1819 gründete Friedrich List schließlich den Allgemeinen Deutscher Handels- und Gewerbeverein. Er selbst wurde sogenannter Konsulent, d. h. Chefberater oder Wortführer. Allerdings erschien Friedrich List den Kaufleuten bald zu unternehmungslustig, seine Pläne zu waghalsig. Nach Meinungsverschiedenheiten schied List aus und berief Franz Miller zum Konsulenten und Nachfolger, auf den er durch dessen Publikationstätigkeit aufmerksam geworden war.[1]

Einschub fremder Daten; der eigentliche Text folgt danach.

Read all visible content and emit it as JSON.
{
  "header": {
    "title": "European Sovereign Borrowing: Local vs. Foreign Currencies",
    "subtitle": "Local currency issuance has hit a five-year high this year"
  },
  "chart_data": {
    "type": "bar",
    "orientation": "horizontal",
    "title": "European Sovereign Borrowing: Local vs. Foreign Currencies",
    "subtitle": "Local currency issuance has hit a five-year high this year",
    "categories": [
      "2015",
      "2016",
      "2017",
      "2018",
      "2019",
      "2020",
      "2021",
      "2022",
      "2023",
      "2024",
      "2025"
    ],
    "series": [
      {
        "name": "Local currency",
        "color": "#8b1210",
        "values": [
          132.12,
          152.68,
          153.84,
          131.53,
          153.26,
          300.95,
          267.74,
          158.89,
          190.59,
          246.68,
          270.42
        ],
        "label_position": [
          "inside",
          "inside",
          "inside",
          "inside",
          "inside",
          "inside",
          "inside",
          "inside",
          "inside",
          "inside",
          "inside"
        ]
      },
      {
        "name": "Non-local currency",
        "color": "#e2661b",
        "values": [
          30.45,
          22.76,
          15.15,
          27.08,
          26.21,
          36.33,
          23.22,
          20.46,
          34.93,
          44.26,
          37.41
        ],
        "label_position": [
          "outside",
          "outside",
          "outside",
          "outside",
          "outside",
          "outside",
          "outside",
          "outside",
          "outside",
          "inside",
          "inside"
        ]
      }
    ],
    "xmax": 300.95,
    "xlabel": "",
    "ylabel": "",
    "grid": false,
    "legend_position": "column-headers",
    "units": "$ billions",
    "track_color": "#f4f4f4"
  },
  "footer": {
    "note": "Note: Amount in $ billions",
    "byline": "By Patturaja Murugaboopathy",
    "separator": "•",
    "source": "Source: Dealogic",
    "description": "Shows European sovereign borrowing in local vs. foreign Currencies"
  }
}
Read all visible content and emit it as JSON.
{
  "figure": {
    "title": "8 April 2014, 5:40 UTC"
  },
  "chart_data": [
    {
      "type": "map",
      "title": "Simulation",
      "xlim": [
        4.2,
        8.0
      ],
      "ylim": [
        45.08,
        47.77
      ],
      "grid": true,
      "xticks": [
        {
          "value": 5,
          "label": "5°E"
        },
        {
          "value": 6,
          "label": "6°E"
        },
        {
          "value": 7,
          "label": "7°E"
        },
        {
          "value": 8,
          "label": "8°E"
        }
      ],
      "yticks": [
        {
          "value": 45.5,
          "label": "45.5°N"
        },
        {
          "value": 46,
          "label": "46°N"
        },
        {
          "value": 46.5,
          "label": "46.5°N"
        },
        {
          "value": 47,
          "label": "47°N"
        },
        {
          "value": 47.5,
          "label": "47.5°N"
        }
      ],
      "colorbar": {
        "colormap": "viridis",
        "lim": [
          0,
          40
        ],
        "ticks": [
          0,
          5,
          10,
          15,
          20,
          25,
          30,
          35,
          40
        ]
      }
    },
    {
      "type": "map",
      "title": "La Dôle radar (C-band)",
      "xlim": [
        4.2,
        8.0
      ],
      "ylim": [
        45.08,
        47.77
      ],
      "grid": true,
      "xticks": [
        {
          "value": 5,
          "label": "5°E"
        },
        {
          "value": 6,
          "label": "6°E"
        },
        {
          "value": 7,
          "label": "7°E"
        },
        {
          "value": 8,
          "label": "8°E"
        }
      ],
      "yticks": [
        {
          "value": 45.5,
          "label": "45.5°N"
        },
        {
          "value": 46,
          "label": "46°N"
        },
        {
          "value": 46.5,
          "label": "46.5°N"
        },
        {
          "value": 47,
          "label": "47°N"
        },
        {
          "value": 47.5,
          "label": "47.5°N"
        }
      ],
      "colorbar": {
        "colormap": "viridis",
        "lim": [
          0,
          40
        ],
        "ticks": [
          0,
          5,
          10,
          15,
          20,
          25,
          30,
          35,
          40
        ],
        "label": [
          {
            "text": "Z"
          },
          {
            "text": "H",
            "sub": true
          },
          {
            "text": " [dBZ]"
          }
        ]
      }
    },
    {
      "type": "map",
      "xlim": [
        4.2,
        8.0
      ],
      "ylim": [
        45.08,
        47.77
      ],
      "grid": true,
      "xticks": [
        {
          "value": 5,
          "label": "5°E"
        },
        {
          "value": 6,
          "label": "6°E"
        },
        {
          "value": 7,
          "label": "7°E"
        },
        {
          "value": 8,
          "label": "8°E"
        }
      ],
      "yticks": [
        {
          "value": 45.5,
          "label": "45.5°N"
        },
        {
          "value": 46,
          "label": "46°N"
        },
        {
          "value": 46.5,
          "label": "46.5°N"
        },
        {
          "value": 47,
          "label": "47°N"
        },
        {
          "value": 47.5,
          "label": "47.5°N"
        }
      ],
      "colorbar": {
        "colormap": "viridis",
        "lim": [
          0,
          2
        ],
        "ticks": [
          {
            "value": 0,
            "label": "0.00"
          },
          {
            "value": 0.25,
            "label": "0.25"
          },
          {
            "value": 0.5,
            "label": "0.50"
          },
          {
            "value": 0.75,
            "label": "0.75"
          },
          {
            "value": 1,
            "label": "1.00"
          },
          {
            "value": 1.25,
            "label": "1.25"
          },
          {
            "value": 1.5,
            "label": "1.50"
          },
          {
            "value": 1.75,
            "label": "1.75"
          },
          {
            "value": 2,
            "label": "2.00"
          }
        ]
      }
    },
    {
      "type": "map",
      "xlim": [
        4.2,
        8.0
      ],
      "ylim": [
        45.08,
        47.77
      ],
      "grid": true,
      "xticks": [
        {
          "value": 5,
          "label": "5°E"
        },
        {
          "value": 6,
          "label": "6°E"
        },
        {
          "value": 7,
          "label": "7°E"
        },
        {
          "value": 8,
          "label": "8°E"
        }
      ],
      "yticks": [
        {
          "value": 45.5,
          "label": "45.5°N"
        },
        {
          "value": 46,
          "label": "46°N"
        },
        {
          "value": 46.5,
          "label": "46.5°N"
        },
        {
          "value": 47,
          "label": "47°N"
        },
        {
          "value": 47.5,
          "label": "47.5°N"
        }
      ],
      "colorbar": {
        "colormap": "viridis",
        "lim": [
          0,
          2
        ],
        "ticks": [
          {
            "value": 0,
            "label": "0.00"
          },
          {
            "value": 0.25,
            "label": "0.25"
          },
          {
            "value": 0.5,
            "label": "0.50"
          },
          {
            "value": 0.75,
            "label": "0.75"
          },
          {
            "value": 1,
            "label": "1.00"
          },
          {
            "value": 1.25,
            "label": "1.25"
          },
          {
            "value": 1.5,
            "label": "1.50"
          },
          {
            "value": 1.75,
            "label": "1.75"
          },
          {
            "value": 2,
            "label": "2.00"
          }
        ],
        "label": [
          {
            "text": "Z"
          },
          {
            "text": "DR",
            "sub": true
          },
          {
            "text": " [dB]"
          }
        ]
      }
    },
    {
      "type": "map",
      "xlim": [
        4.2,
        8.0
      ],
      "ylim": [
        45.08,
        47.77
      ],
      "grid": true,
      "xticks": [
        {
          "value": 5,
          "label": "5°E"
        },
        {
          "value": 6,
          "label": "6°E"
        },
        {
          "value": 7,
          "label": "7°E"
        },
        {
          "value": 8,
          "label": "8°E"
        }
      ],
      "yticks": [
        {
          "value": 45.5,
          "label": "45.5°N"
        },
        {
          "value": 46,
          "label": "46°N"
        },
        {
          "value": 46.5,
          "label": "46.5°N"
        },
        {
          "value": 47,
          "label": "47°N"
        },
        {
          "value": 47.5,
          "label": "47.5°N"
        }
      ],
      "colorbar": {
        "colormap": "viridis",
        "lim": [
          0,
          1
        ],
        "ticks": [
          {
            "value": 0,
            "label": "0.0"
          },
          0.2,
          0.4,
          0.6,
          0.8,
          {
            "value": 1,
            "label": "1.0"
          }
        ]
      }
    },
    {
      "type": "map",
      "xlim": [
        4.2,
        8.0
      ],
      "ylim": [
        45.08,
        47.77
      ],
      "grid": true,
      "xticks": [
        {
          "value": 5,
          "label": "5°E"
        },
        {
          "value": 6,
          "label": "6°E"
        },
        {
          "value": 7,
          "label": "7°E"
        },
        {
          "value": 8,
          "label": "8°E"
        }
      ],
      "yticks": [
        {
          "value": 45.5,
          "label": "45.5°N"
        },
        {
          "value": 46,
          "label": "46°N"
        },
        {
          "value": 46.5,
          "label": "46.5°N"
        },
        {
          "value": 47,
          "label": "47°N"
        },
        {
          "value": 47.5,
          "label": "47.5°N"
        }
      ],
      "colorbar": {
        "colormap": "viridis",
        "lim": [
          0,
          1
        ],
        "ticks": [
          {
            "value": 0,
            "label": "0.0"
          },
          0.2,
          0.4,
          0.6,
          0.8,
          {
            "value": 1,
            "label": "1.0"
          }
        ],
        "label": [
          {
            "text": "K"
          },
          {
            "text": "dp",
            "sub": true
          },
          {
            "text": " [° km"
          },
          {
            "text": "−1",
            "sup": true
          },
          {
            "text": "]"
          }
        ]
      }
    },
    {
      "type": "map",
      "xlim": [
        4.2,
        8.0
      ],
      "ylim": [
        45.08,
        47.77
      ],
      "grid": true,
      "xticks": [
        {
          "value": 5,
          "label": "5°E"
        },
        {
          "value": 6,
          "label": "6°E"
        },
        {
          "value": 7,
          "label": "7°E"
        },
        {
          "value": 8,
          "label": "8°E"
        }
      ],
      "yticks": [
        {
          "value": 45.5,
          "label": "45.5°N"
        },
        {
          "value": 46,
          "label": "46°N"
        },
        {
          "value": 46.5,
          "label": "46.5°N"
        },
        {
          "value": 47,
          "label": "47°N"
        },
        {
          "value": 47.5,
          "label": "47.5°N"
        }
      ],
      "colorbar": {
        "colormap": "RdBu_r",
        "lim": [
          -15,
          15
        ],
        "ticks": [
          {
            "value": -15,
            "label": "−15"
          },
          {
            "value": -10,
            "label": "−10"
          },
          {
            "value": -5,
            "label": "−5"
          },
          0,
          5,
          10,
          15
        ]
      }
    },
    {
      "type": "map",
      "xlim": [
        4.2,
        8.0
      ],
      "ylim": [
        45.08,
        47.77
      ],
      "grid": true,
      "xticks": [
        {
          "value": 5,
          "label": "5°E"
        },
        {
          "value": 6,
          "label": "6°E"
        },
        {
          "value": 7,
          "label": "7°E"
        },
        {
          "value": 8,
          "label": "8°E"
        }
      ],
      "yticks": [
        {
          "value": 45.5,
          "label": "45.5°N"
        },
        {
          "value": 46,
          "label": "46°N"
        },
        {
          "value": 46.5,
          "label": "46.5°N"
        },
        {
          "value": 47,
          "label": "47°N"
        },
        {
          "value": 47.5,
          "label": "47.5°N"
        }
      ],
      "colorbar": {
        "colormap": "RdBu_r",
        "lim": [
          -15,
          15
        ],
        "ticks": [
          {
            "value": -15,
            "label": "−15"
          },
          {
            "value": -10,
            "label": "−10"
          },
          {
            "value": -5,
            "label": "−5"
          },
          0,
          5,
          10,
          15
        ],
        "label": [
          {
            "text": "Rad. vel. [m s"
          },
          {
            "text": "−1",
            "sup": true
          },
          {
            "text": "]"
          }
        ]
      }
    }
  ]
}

In seiner neuen Stellung sah Miller eine Chance, seine Visionen und Ziele umzusetzen. Er beriet 1820 die süddeutsche Länderabordnung, die sich in Darmstadt zur Vorbereitung und Gründung eines allen genehmen Zollsystems zusammengefunden hatte. Die Verhandlungen zeigten sich als äußerst schwierig und liefen nur allzu oft auf Streit und gegenseitige Beschuldigung hinaus. Schließlich ging die Konferenz ohne Ergebnis zu Ende.

1823 löste sich der deutsche „Handels- und Gewerbeverein“ auf. Friedrich List hatte sich als Landtagsabgeordneter 1821 mit seiner deutlichen Kritik (Reutlinger Petition) mit Parlament und König überworfen und war zu 10 Monaten Festungshaft verurteilt worden, von denen er 5 verbüßte und dann freiwillig nach Amerika auswanderte.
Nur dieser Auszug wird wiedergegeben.